WANG Jian, GAO Jing-xiang, WANG Jin-ling School of Environment and Spatial Informatics, China University of Mining and Technology (CUMT) ,Xuzhou 221008, China; School of Surveying and Spatial Information System, University of New South Wales(UNSW), Sydney 2052, Australia  
The un-modeled systematic errors are the most important factors for high-precision GPS baseline solution. This paper presents a GPS baseline solution model based on the Empirical Mode Decomposition(EMD) with the advantage of eliminating the systematic errors effects. The EMD technique is a new signal processing method for nonlinear time series, which decomposes a time series into a finite and often small number of Intrinsic Mode Functions ( IMFs). The decomposition procedure is adaptive and data-driven which is suitable for non-linear data series analysis. A Multi-scale decomposition and reconstruction architecture is defined here on the basis of the EMD theory and the systematic errors mitigation model is demonstrated as well. A standard of the scale selection for the systematic errors elimination is given in terms of the mean of the accumulated standardized modes. Thereafter, the scheme of the GPS baseline solution based on the EMD is suggested.

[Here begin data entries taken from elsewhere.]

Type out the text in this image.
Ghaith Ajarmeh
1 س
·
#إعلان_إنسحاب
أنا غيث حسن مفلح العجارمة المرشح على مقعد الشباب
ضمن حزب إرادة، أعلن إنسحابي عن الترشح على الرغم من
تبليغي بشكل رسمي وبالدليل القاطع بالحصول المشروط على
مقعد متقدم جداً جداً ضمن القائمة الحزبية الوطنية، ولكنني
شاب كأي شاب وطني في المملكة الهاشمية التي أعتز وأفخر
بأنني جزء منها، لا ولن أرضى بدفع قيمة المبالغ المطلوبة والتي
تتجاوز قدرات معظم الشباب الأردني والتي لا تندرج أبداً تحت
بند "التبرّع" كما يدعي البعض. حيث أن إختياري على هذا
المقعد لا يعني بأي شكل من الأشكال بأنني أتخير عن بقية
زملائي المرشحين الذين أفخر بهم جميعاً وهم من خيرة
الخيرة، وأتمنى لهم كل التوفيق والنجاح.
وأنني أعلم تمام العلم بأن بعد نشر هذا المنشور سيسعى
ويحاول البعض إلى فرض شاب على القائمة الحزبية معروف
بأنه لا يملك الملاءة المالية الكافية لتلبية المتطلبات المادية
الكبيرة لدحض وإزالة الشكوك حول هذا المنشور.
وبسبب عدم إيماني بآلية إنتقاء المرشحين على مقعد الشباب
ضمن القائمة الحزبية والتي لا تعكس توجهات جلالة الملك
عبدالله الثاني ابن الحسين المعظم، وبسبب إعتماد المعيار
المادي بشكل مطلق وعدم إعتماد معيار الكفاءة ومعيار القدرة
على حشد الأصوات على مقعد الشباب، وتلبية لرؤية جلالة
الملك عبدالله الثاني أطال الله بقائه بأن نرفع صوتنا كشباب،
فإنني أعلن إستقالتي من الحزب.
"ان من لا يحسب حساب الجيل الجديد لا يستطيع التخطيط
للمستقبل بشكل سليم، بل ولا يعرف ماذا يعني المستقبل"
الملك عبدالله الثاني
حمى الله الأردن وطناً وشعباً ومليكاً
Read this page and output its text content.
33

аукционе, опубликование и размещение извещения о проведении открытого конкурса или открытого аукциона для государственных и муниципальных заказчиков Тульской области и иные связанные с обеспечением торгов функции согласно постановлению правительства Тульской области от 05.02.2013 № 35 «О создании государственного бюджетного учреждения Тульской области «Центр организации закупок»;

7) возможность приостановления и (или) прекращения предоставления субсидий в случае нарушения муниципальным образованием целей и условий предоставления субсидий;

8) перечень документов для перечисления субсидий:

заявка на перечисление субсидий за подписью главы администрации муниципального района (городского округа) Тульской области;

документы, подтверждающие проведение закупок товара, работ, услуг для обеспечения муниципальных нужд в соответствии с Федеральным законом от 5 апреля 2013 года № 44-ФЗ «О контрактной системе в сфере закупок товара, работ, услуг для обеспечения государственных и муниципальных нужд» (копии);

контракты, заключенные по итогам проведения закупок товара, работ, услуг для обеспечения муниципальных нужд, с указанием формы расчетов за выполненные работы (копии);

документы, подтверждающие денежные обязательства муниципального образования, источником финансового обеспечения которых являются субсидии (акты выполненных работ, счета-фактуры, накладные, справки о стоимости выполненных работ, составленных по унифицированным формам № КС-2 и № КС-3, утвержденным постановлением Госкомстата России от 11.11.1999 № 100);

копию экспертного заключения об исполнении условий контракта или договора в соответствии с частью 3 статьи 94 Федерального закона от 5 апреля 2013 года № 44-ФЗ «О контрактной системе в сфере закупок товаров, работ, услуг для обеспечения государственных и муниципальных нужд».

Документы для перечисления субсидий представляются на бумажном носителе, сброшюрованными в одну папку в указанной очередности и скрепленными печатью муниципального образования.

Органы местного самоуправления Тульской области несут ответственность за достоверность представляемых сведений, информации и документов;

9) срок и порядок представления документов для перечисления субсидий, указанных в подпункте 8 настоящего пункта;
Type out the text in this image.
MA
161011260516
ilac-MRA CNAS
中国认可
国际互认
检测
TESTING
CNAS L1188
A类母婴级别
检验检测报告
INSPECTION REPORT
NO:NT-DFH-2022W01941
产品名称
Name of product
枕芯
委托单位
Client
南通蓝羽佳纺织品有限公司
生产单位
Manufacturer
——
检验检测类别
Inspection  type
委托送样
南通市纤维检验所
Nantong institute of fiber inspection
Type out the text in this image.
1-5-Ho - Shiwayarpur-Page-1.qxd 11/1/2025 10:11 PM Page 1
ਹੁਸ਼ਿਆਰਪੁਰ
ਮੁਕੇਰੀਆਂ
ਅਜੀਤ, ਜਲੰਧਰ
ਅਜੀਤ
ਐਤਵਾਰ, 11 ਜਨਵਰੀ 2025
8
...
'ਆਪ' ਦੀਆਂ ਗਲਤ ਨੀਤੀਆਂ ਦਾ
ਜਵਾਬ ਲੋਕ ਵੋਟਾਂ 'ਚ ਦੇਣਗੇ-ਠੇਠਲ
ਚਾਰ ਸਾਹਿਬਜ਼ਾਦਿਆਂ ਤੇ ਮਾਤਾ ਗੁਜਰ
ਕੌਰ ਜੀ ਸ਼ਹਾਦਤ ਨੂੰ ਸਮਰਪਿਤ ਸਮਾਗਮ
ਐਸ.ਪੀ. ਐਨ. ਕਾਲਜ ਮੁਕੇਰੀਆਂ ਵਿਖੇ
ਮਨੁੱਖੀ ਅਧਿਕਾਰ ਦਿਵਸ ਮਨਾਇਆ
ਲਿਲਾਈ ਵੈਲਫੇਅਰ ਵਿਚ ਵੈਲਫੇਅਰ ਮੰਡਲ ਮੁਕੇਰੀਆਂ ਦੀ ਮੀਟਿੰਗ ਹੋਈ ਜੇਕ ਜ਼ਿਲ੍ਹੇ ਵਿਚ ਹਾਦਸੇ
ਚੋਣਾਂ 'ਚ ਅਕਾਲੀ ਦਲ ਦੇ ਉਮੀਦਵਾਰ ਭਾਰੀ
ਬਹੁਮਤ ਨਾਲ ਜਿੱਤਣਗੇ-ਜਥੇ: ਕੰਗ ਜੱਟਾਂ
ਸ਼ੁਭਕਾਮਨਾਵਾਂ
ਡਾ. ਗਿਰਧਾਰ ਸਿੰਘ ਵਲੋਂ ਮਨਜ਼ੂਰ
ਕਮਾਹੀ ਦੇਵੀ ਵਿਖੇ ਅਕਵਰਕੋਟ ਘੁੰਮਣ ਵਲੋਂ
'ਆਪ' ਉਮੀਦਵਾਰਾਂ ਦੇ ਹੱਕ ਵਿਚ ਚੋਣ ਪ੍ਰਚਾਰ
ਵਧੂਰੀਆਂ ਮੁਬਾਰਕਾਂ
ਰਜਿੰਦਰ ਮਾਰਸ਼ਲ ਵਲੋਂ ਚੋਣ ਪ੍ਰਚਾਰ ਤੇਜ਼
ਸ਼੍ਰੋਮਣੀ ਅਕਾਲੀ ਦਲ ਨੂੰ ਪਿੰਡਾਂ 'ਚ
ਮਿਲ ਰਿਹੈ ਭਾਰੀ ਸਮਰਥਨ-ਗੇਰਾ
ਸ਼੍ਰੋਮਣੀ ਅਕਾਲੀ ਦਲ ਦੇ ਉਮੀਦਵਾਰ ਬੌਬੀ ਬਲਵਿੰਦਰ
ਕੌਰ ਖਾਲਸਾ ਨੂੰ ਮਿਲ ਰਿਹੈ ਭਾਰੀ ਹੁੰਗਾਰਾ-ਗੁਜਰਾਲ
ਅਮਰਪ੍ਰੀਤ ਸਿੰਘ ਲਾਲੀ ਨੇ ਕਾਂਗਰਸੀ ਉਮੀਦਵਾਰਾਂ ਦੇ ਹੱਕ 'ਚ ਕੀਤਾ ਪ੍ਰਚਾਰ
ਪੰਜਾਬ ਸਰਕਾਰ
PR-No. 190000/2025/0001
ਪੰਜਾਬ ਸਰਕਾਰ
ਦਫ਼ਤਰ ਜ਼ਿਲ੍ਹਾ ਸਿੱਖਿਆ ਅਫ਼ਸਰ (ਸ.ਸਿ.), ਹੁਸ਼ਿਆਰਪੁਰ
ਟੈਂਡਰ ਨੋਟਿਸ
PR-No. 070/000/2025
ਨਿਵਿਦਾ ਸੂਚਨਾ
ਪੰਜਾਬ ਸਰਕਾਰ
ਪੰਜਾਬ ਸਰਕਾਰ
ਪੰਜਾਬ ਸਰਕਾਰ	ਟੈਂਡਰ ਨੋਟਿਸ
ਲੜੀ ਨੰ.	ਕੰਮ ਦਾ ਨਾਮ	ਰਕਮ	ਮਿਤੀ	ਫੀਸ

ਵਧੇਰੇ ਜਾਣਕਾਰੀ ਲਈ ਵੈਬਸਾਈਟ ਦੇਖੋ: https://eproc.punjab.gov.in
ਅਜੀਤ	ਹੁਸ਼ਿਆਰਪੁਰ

The float solution residuals of the double-difference(DD) observation equation are used to extract the systematic errors which are applied to modify the GPS DD measurements. Then the float solution is given again and the fixed solution is obtained by Lambda algorithm. The experimental results show that the proposed scheme dramatically improves the reliability of ambiguity resolution with the bigger /''-ratio and W-ratio indexes after systematic error elimination. Recalculation of residual series further demonstrates that the systematic errors have been eliminated at the same time.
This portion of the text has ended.